図2-5 「茶業組合設置之義ニ付伺」 1888年2月
人間文化研究機構国文学研究資料館所蔵

 ここで注意しておきたいのが、訓令が出された二月一五日と、それが取り消されて委員選出の見合わせが通知された二九日の間の同月二〇日に、県議選がおこなわれていたことである。この県議選はすでにみたように、県会騒動による県会解散命令を受けておこなわれたもので、北多摩郡では内野杢左衛門が引退し、代わって中村重右衛門が県議に当選した選挙である。中村克昌もこの選挙で再選され、引き続き県議となっていた。
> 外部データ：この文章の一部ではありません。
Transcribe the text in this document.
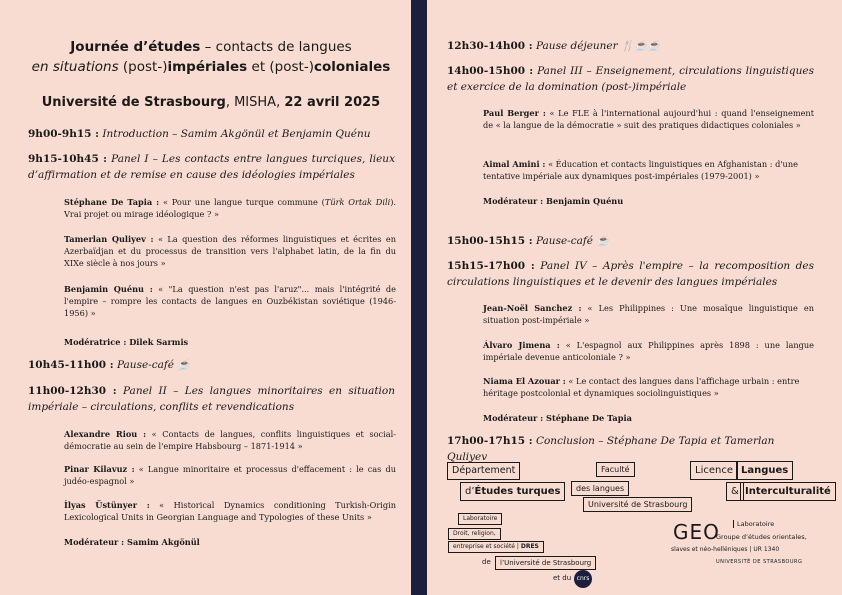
Journée d’études – contacts de langues
en situations (post-)impériales et (post-)coloniales
Université de Strasbourg, MISHA, 22 avril 2025
9h00-9h15 : Introduction – Samim Akgönül et Benjamin Quénu
9h15-10h45 : Panel I – Les contacts entre langues turciques, lieux d’affirmation et de remise en cause des idéologies impériales
Stéphane De Tapia : « Pour une langue turque commune (Türk Ortak Dili). Vrai projet ou mirage idéologique ? »
Tamerlan Quliyev : « La question des réformes linguistiques et écrites en Azerbaïdjan et du processus de transition vers l'alphabet latin, de la fin du XIXe siècle à nos jours »
Benjamin Quénu : « "La question n'est pas l'aruz"... mais l'intégrité de l'empire – rompre les contacts de langues en Ouzbékistan soviétique (1946-1956) »
Modératrice : Dilek Sarmis
10h45-11h00 : Pause-café ☕
11h00-12h30 : Panel II – Les langues minoritaires en situation impériale – circulations, conflits et revendications
Alexandre Riou : « Contacts de langues, conflits linguistiques et social-démocratie au sein de l'empire Habsbourg – 1871-1914 »
Pinar Kilavuz : « Langue minoritaire et processus d'effacement : le cas du judéo-espagnol »
İlyas Üstünyer : « Historical Dynamics conditioning Turkish-Origin Lexicological Units in Georgian Language and Typologies of these Units »
Modérateur : Samim Akgönül
12h30-14h00 : Pause déjeuner 🍴☕☕
14h00-15h00 : Panel III – Enseignement, circulations linguistiques et exercice de la domination (post-)impériale
Paul Berger : « Le FLE à l'international aujourd'hui : quand l'enseignement de « la langue de la démocratie » suit des pratiques didactiques coloniales »
Aimal Amini : « Éducation et contacts linguistiques en Afghanistan : d'une tentative impériale aux dynamiques post-impériales (1979-2001) »
Modérateur : Benjamin Quénu
15h00-15h15 : Pause-café ☕
15h15-17h00 : Panel IV – Après l'empire – la recomposition des circulations linguistiques et le devenir des langues impériales
Jean-Noël Sanchez : « Les Philippines : Une mosaïque linguistique en situation post-impériale »
Álvaro Jimena : « L'espagnol aux Philippines après 1898 : une langue impériale devenue anticoloniale ? »
Niama El Azouar : « Le contact des langues dans l'affichage urbain : entre héritage postcolonial et dynamiques sociolinguistiques »
Modérateur : Stéphane De Tapia
17h00-17h15 : Conclusion – Stéphane De Tapia et Tamerlan Quliyev
Département
d’Études turques
Faculté
des langues
Université de Strasbourg
Licence Langues
& Interculturalité
Laboratoire
Droit, religion,
entreprise et société | DRES
de	l’Université de Strasbourg
et du cnrs
GEO	Laboratoire
Groupe d’études orientales,
slaves et néo-helléniques | UR 1340
UNIVERSITÉ DE STRASBOURG
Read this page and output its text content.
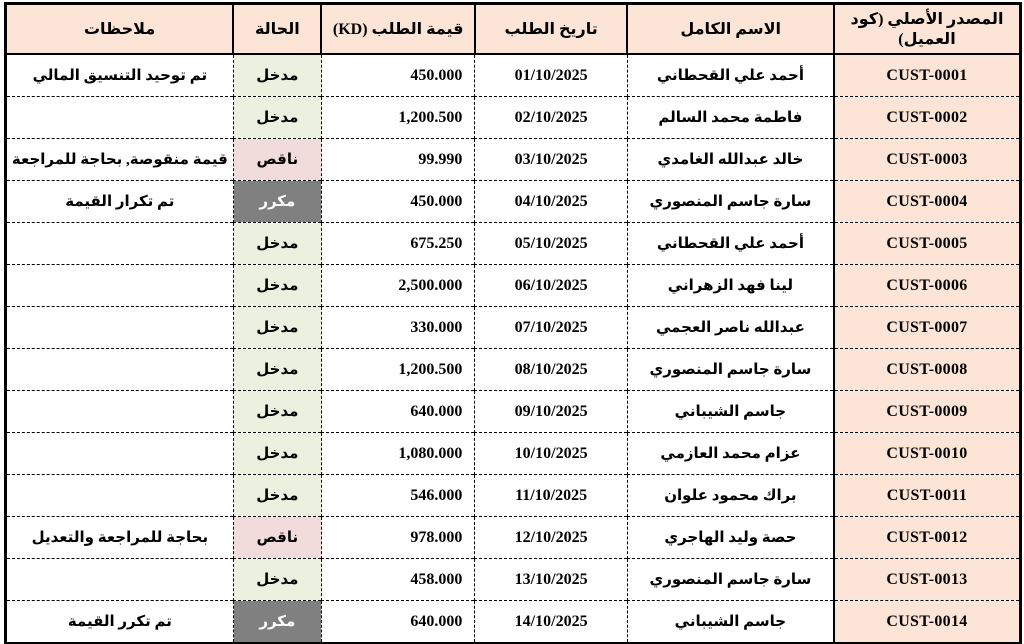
المصدر الأصلي (كود العميل)	الاسم الكامل	تاريخ الطلب	قيمة الطلب (KD)	الحالة	ملاحظات
CUST-0001	أحمد علي القحطاني	01/10/2025	450.000	مدخل	تم توحيد التنسيق المالي
CUST-0002	فاطمة محمد السالم	02/10/2025	1,200.500	مدخل	
CUST-0003	خالد عبدالله الغامدي	03/10/2025	99.990	ناقص	قيمة منقوصة, بحاجة للمراجعة
CUST-0004	سارة جاسم المنصوري	04/10/2025	450.000	مكرر	تم تكرار القيمة
CUST-0005	أحمد علي القحطاني	05/10/2025	675.250	مدخل	
CUST-0006	لينا فهد الزهراني	06/10/2025	2,500.000	مدخل	
CUST-0007	عبدالله ناصر العجمي	07/10/2025	330.000	مدخل	
CUST-0008	سارة جاسم المنصوري	08/10/2025	1,200.500	مدخل	
CUST-0009	جاسم الشيباني	09/10/2025	640.000	مدخل	
CUST-0010	عزام محمد العازمي	10/10/2025	1,080.000	مدخل	
CUST-0011	براك محمود علوان	11/10/2025	546.000	مدخل	
CUST-0012	حصة وليد الهاجري	12/10/2025	978.000	ناقص	بحاجة للمراجعة والتعديل
CUST-0013	سارة جاسم المنصوري	13/10/2025	458.000	مدخل	
CUST-0014	جاسم الشيباني	14/10/2025	640.000	مكرر	تم تكرر القيمة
この時期、両中村は壮士勢力のリーダーとして力をつけつつあり、その二人が茶業組合を「干渉」として否定する行動に出たのである。先に組合による取り締まりに反発した茶業者は、民権家の思考様式の影響を受けていたと指摘したが、二人の行動はその思考様式によるもので、組合の取り締まりによる「改良進歩」の実現を、営業の自由を阻害するものとして否定し、取り締まりに反感を感じていた茶業者を自派内に取り込もうとしたものであったといえる。しかし、この時期、多くの実業者たちは、「干渉」を「改良進歩」を後押しする「保護」(『比留間家日記』)として受け入れるようになりつつあった。吉野らが組織化しようとした実業者は、そのような傾向を強めていた実業者であった。